La plupart du temps, il agit dans l'instant, met en œuvre toutes ses capacités d'analyse et de réflexion pour trancher, rapidement et si possible sans erreur de diagnostic. « On s'occupe d'affaires vivantes, souligne-t-il, il faut arbitrer très vite sur la poursuite de contrats, les démarches de licenciement, juguler l'hémorragie financière. Il ne s'agit pas d'homéopathie en effet, mais de chirurgie lourde. » Fin connaisseur des règles capitalistiques, il pratique sa science comme un logiciel corrigerait sans scrupule les erreurs humaines. « J'adore Bruno mais je lui reproche de ne pas être toujours attachant », dit l'une de ses connaissances. « C'est vrai qu'on a parfois l'impression que rien ne le touche, concède Henri Rossignol, qui était stagiaire comme lui au Bureau Commun des Syndics en 1973 et qui est ensuite devenu son associé. J'ai parfois l'impression qu'il a fait Moscou-Vladivostok en première classe, voyait des gens mourir gelés dans les champs qu'il traversait et s'étonnait qu'il puisse faire si froid dehors ». « C'est par souci de vivre paisible », soutient son confrère et sans doute futur associé Maurice Picard, avec qui il projette de créer un groupement (dont serait également Eric-Etienne Martin à Saint-Etienne) pour devenir leader en France. « Il ne cherche pas à mettre beaucoup de chaleur humaine lorsqu'il administre, il pose au contraire des conditions qui lui paraissent saines pour exercer cette profession sans passion, sans état d'âme. Et c'est efficace. » Il zappe les moments difficiles, une façon de se protéger et d'avancer. Ainsi les trois séquestrations dont il a été victime dans sa carrière (Usine Teppaz, Manufrance et ARTC) sont-elles évoquées…par ses amis. Il explique qu'il a cette capacité à fermer un tiroir et en ouvrir un autre en oubliant le premier.

Un « boyau rouge »

Pas tous pourtant.

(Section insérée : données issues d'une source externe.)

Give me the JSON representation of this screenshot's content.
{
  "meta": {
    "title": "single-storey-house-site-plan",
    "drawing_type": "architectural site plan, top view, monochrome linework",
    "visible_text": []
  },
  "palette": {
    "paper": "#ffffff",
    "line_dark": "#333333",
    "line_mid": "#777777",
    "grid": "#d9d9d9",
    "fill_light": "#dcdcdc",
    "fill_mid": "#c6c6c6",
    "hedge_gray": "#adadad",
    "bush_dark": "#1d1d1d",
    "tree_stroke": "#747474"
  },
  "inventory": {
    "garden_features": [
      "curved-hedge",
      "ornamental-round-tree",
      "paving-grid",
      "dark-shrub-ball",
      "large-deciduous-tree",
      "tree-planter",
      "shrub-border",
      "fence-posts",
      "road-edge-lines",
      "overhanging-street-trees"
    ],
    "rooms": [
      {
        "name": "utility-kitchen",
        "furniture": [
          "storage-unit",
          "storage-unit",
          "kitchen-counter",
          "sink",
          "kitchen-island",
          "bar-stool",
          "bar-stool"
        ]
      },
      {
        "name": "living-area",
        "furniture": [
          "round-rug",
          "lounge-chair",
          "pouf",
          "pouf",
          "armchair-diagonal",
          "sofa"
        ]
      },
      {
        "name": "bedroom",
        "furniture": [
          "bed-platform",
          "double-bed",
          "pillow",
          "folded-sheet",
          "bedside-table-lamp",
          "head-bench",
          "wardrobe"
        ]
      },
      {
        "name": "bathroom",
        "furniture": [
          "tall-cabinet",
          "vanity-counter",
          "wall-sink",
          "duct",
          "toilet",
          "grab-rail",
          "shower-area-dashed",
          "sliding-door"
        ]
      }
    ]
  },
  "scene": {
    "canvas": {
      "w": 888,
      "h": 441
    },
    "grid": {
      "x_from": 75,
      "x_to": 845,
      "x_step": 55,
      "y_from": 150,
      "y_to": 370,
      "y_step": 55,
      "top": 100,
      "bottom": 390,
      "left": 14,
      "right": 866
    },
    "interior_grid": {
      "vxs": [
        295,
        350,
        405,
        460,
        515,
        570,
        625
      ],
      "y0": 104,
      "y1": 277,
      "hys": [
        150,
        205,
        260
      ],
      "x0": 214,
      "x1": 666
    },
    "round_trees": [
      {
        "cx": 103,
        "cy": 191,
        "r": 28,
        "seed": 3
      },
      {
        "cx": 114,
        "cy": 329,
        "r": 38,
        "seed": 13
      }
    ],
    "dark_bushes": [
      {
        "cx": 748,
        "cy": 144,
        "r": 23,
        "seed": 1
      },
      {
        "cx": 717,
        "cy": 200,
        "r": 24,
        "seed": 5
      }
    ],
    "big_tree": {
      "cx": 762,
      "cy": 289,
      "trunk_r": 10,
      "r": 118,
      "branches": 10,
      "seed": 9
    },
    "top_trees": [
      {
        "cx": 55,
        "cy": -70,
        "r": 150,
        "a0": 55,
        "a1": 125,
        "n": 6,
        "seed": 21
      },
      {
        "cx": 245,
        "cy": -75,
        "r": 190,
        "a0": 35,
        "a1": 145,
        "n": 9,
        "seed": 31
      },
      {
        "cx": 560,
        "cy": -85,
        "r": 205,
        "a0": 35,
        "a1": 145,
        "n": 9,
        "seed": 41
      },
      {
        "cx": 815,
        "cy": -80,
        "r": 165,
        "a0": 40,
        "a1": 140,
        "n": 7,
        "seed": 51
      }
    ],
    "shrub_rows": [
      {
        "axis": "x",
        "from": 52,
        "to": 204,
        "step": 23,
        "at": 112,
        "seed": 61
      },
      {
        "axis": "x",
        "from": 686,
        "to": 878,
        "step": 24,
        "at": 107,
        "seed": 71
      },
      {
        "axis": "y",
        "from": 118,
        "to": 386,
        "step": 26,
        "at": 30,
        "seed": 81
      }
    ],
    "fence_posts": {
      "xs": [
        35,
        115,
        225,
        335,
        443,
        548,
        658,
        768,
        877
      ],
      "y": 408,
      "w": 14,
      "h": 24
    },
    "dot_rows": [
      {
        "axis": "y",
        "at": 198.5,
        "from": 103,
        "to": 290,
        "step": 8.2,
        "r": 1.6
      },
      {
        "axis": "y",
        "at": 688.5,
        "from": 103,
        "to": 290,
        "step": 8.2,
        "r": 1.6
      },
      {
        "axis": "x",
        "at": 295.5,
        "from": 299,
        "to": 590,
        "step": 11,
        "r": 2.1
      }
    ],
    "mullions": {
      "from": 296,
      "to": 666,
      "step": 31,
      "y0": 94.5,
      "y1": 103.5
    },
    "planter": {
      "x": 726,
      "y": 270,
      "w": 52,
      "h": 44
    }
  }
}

ARTC, l'un de ses premiers dossiers, demeure aussi l'un des plus importants de sa carrière, par le contexte politique de l'époque et le nombre de salariés - 2000 sans compter les entreprises sous-traitantes. La scène se déroule au début des années 80, juste après l'élection de François Mitterrand et le tournant de la rigueur. « La décision de la gauche d'arrêter la respiration artificielle (sous Raymond Barre, le gouvernement payait les salariés chaque mois, ndlr) fut une décision réaliste. Il fallait se référer à la loi du marché » dit-il. « C'est mon plus mauvais souvenir professionnel », rapporte aujourd'hui l'avocat d'affaires et ancien bâtonnier Philippe Genin, alors conseil de l'entreprise. « Quelques cadres roannais voulaient récupérer les actifs. Le tribunal de commerce de Roanne les leur octroya, mais fit une erreur de procédure. M° Sapin fit appel et finalement obtint du tribunal de commerce de Lyon de confier l'affaire à Bernard Terrat qui avait fait une offre sérieuse ». Et ce choix fut le bon. Celui qui est aujourd'hui devenu le patron d'ICBT a croisé nombre d'administrateurs dans sa carrière, « mais Bruno Sapin a cette particularité d'avoir une approche industrielle et économique davantage que juridique. » Et de rappeler qu'à l'époque Bruno Sapin pouvait choisir entre liquider et administrer, et avait déjà donné sa priorité aux solutions de reprises. Sans doute par défi et goût du dépassement de soi.
Fils d'un ingénieur des mines de charbon, Bruno Sapin arrive à Lyon âgé d'un an, en 1948, après les grandes vagues de nationalisations. Né près de Carvin dans le Pas-de-Calais, il est un « boyau rouge », équivalent des Ch'miti dans le Nord. Mais ce cartésien balaye ses origines géographiques, comme si elles ne comptaient pas, et se définit plus simplement et sans fausse pudeur comme issu de la bonne bourgeoisie lyonnaise, terreau culturel plus noble sans doute. Il grandit à la Croix-Rousse, sur la « colline qui travaille », présage d'un mode de vie dont jamais il ne départira. Une scolarité aux Charteux, bac à 16 ans puis maths sup-maths spé en 1965. « Un de ses camarades de promotion, rapporte Henri Rossignol, m'a avoué qu'ils travaillaient tous comme des brutes, 16 heures par jour pour obtenir des résultats acceptables tandis que Bruno lui, en étudiant le quart, obtenait de meilleurs notes. Tous étaient écœurés pas autant de facilité ».

Tour du monde

Doué pour les mathématiques, le jeune étudiant de 18 ans, se détourne néanmoins de la science, presque par hasard, sollicité par un camarade qui lui propose de préparer HEC avec lui au prestigieux lycée parisien Henri IV. A l'issue d'une prépa indolore, il intègre l'école de Jouy-en-Josas en 1967. Son mai 68, cible du candidat Sarkozy ? Il le vit en contribuant à supprimer le système de notation pour le remplacer par un classement de A à D ! « C'était drôle d'être dans ce temple du capitalisme alors qu'il se passait de tels événements à l'extérieur », se remémore-t-il.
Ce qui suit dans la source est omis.